Siempre he sido de los que me he opuesto a la teoría, dominante, de que la televisión y el cine son los responsables directos de las conductas y las actitudes. Cada vez que pasa algo violento o repugnante, por ahí, se tiende a echar la culpa a los medios. Claro, como las pantallas no se pueden defender, incluso hay quien se apoya en supuestos datos científicos como la teoría del aprendizaje social o el refuerzo vicario, ignorante que, en última instancia, esto no son más que cuentos y la razón es muy obvia: antes de la tele y del cine había violencia, alguno dirá «¡los libros!» antes de la escritura había violencia, es más nada hay en los medios que, previamente, no esté en la sociedad. Pero esto, por supuesto, no los excusa ni perdona por propalar disvalores, las pantallas no moldean pero sí modelan, ofrecen patrones de conducta deseables, especialmente cuando esos patrones no es que sean reforzados, sino que son reforzadores por sí mismos.

La última defecación del cine español «Mentiras y gordas» es un buen ejemplo, no es que los personajes que se ofrecen al espectador sean unos puteros, unos violadores, drogadictos, alcohólicos y delincuentes en potencia, nihilistas consumidores conspicuos, niñas tontas que sólo aspiran a ligarse y dejarse follar por el más chulo -luego vienen los duelos y los quebrantos y las búsquedas infructuosas en los basureros-, niños inmorales a los que todo y todos les da igual; el problema es que el elenco de grandes actores que participan en la película, los cabanos, los internados, los hombres de Paco, los duques y demás morralla y carroña teleserial son modelos por sí mismos, ellos no son el refuerzo que hace atractivos sus personajes, sino que ellos son el reforzador y el reforzado.
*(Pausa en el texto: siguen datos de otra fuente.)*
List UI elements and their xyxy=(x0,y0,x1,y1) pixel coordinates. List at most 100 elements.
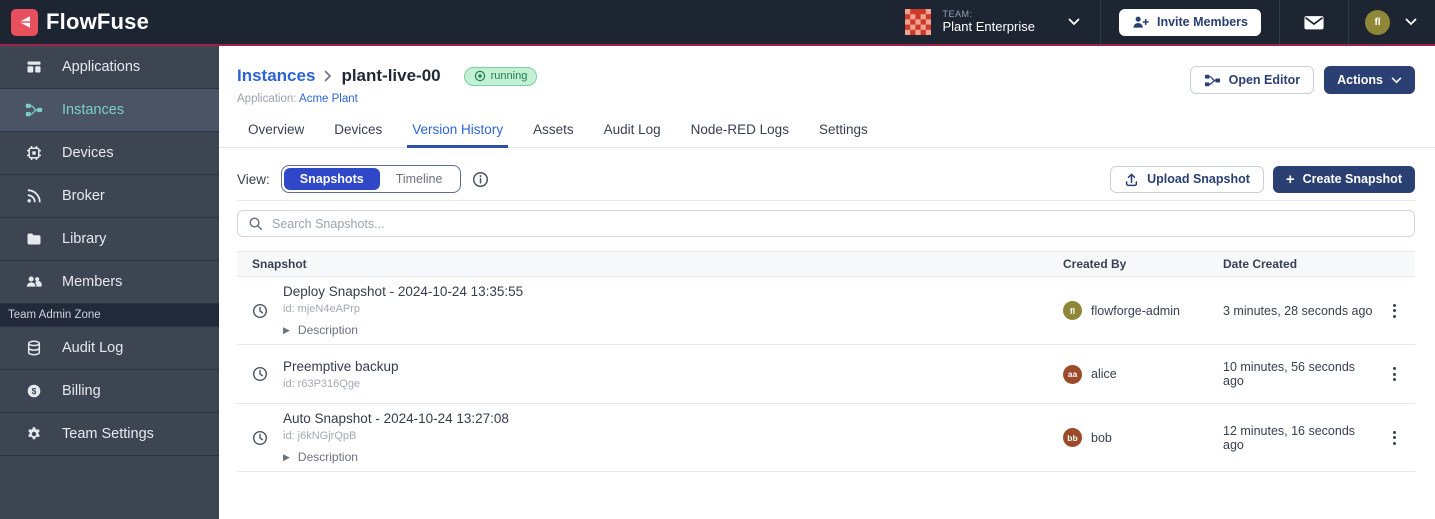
navbar-right: TEAM: Plant Enterprise Invite Members xyxy=(891,0,1435,44)
snapshot-title: Deploy Snapshot - 2024-10-24 13:35:55 xyxy=(283,284,523,299)
row-menu-cell xyxy=(1373,427,1415,449)
envelope-icon xyxy=(1303,14,1325,31)
info-icon[interactable] xyxy=(472,171,489,188)
application-line: Application: Acme Plant xyxy=(237,93,537,105)
open-editor-button[interactable]: Open Editor xyxy=(1190,66,1315,94)
toolbar: View: Snapshots Timeline xyxy=(237,165,1415,193)
sidebar-section-team-admin-zone: Team Admin Zone xyxy=(0,304,219,327)
caret-right-icon: ▶ xyxy=(283,453,290,462)
create-snapshot-button[interactable]: + Create Snapshot xyxy=(1273,166,1415,193)
snapshot-id: id: r63P316Qge xyxy=(283,378,399,390)
tab-node-red-logs[interactable]: Node-RED Logs xyxy=(691,122,789,147)
tab-audit-log[interactable]: Audit Log xyxy=(604,122,661,147)
row-menu-cell xyxy=(1373,363,1415,385)
sidebar-item-members[interactable]: Members xyxy=(0,261,219,304)
open-editor-label: Open Editor xyxy=(1229,73,1301,87)
table-row: Auto Snapshot - 2024-10-24 13:27:08 id: … xyxy=(237,404,1415,472)
folder-icon xyxy=(25,231,43,247)
upload-snapshot-button[interactable]: Upload Snapshot xyxy=(1110,166,1264,193)
view-toggle-group: View: Snapshots Timeline xyxy=(237,165,489,193)
top-navbar: FlowFuse TEAM: Plant Enterprise xyxy=(0,0,1435,46)
tab-assets[interactable]: Assets xyxy=(533,122,574,147)
main-content: Instances plant-live-00 running Appli xyxy=(219,46,1435,519)
snapshot-cell: Preemptive backup id: r63P316Qge xyxy=(237,359,1063,390)
breadcrumb-instances-link[interactable]: Instances xyxy=(237,66,315,86)
application-link[interactable]: Acme Plant xyxy=(299,93,358,105)
tab-overview[interactable]: Overview xyxy=(248,122,304,147)
sidebar-item-applications[interactable]: Applications xyxy=(0,46,219,89)
kebab-menu-icon[interactable] xyxy=(1389,427,1400,449)
sidebar-item-instances[interactable]: Instances xyxy=(0,89,219,132)
snapshots-table: Snapshot Created By Date Created xyxy=(237,251,1415,472)
actions-button[interactable]: Actions xyxy=(1324,66,1415,94)
kebab-menu-icon[interactable] xyxy=(1389,300,1400,322)
node-red-editor-icon xyxy=(1204,74,1221,87)
instance-tabs: Overview Devices Version History Assets … xyxy=(219,122,1435,148)
table-row: Deploy Snapshot - 2024-10-24 13:35:55 id… xyxy=(237,277,1415,345)
snapshot-info: Auto Snapshot - 2024-10-24 13:27:08 id: … xyxy=(283,411,509,464)
description-toggle[interactable]: ▶ Description xyxy=(283,450,509,464)
chevron-down-icon xyxy=(1068,18,1080,26)
sidebar-item-billing[interactable]: $ Billing xyxy=(0,370,219,413)
description-toggle[interactable]: ▶ Description xyxy=(283,323,523,337)
sidebar-item-label: Members xyxy=(62,274,122,290)
page-header-left: Instances plant-live-00 running Appli xyxy=(237,66,537,105)
snapshot-cell: Auto Snapshot - 2024-10-24 13:27:08 id: … xyxy=(237,411,1063,464)
clock-icon xyxy=(237,366,283,382)
clock-icon xyxy=(237,303,283,319)
database-icon xyxy=(25,340,43,356)
sidebar-item-library[interactable]: Library xyxy=(0,218,219,261)
kebab-menu-icon[interactable] xyxy=(1389,363,1400,385)
application-label: Application: xyxy=(237,93,296,105)
app-root: FlowFuse TEAM: Plant Enterprise xyxy=(0,0,1435,519)
sidebar-item-label: Billing xyxy=(62,383,101,399)
tab-settings[interactable]: Settings xyxy=(819,122,868,147)
description-label: Description xyxy=(298,323,358,337)
toggle-snapshots[interactable]: Snapshots xyxy=(284,168,380,190)
date-created-cell: 3 minutes, 28 seconds ago xyxy=(1223,304,1373,318)
search-input[interactable] xyxy=(272,217,1414,231)
team-labels: TEAM: Plant Enterprise xyxy=(942,9,1035,35)
team-name: Plant Enterprise xyxy=(942,20,1035,35)
avatar: fl xyxy=(1063,301,1082,320)
created-by-cell: aa alice xyxy=(1063,365,1223,384)
view-label: View: xyxy=(237,172,270,187)
team-identicon xyxy=(905,9,931,35)
invite-members-label: Invite Members xyxy=(1157,15,1248,29)
sidebar-item-label: Audit Log xyxy=(62,340,123,356)
invite-members-button[interactable]: Invite Members xyxy=(1119,9,1261,36)
instances-icon xyxy=(25,103,43,117)
snapshot-info: Deploy Snapshot - 2024-10-24 13:35:55 id… xyxy=(283,284,523,337)
sidebar-item-audit-log[interactable]: Audit Log xyxy=(0,327,219,370)
svg-text:$: $ xyxy=(32,386,37,396)
upload-snapshot-label: Upload Snapshot xyxy=(1147,172,1250,186)
created-by-cell: bb bob xyxy=(1063,428,1223,447)
sidebar: Applications Instances xyxy=(0,46,219,519)
flowfuse-logo[interactable]: FlowFuse xyxy=(0,9,149,36)
tab-devices[interactable]: Devices xyxy=(334,122,382,147)
created-by-cell: fl flowforge-admin xyxy=(1063,301,1223,320)
status-badge-label: running xyxy=(491,70,528,82)
user-menu[interactable]: fl xyxy=(1349,0,1435,44)
chevron-down-icon xyxy=(1391,77,1402,84)
header-actions: Open Editor Actions xyxy=(1190,66,1415,94)
search-bar xyxy=(237,210,1415,237)
description-label: Description xyxy=(298,450,358,464)
tab-version-history[interactable]: Version History xyxy=(412,122,503,147)
sidebar-item-label: Instances xyxy=(62,102,124,118)
user-plus-icon xyxy=(1132,15,1149,29)
toggle-timeline[interactable]: Timeline xyxy=(380,168,459,190)
date-created-cell: 10 minutes, 56 seconds ago xyxy=(1223,360,1373,388)
sidebar-item-team-settings[interactable]: Team Settings xyxy=(0,413,219,456)
clock-icon xyxy=(237,430,283,446)
author-name: bob xyxy=(1091,431,1112,445)
column-header-snapshot: Snapshot xyxy=(237,257,1063,271)
breadcrumb: Instances plant-live-00 running xyxy=(237,66,537,86)
sidebar-item-broker[interactable]: Broker xyxy=(0,175,219,218)
sidebar-item-devices[interactable]: Devices xyxy=(0,132,219,175)
upload-icon xyxy=(1124,172,1139,187)
dollar-icon: $ xyxy=(25,383,43,399)
notifications-button[interactable] xyxy=(1303,14,1325,31)
team-selector[interactable]: TEAM: Plant Enterprise xyxy=(891,0,1100,44)
snapshots-panel: Snapshot Created By Date Created xyxy=(237,200,1415,472)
La infame película, apologeta de lo peor de nuestra sociedad, está destinada a aprovecharse del aún «in-forme» cerebro de los adolescentes y preadolescentes que, como bien se ha demostrado, aún no tienen muy clara la diferencia entre la realidad y la ficción; para muchos adolescentes entre el Duque y su actor, entre el Cabano y su actor no hay diferencia, aún no son capaces de distinguir totalmente lo real de la impostura.

Los espectadores potenciales de la cagarruta fílmica no verán un personaje sino un actor al que admiran porque no sólo les han dicho que es guapo, sino que, además, les han dicho y les han hecho creer con todo un sistema de refinado marketing que, únicamente, pareciéndose a él o ella podrán ser guays, podrán encajar y molar, ¡ese es el verdadero problema! No es la película en sí, cuyo mayor insulto es que se financie con nuestro dinero a través del ICO, sino en que se aprovecha del atractivo falaz de unos personajillos, actoruchos impostores y mediocres, inconscientes del daño que están haciendo, para propagar entre los jóvenes y, por desgracia, entre los adultos poco maduros un «way of life» que se resume en pocas palabras: jode bien -en todos sentidos- y no mires a quién.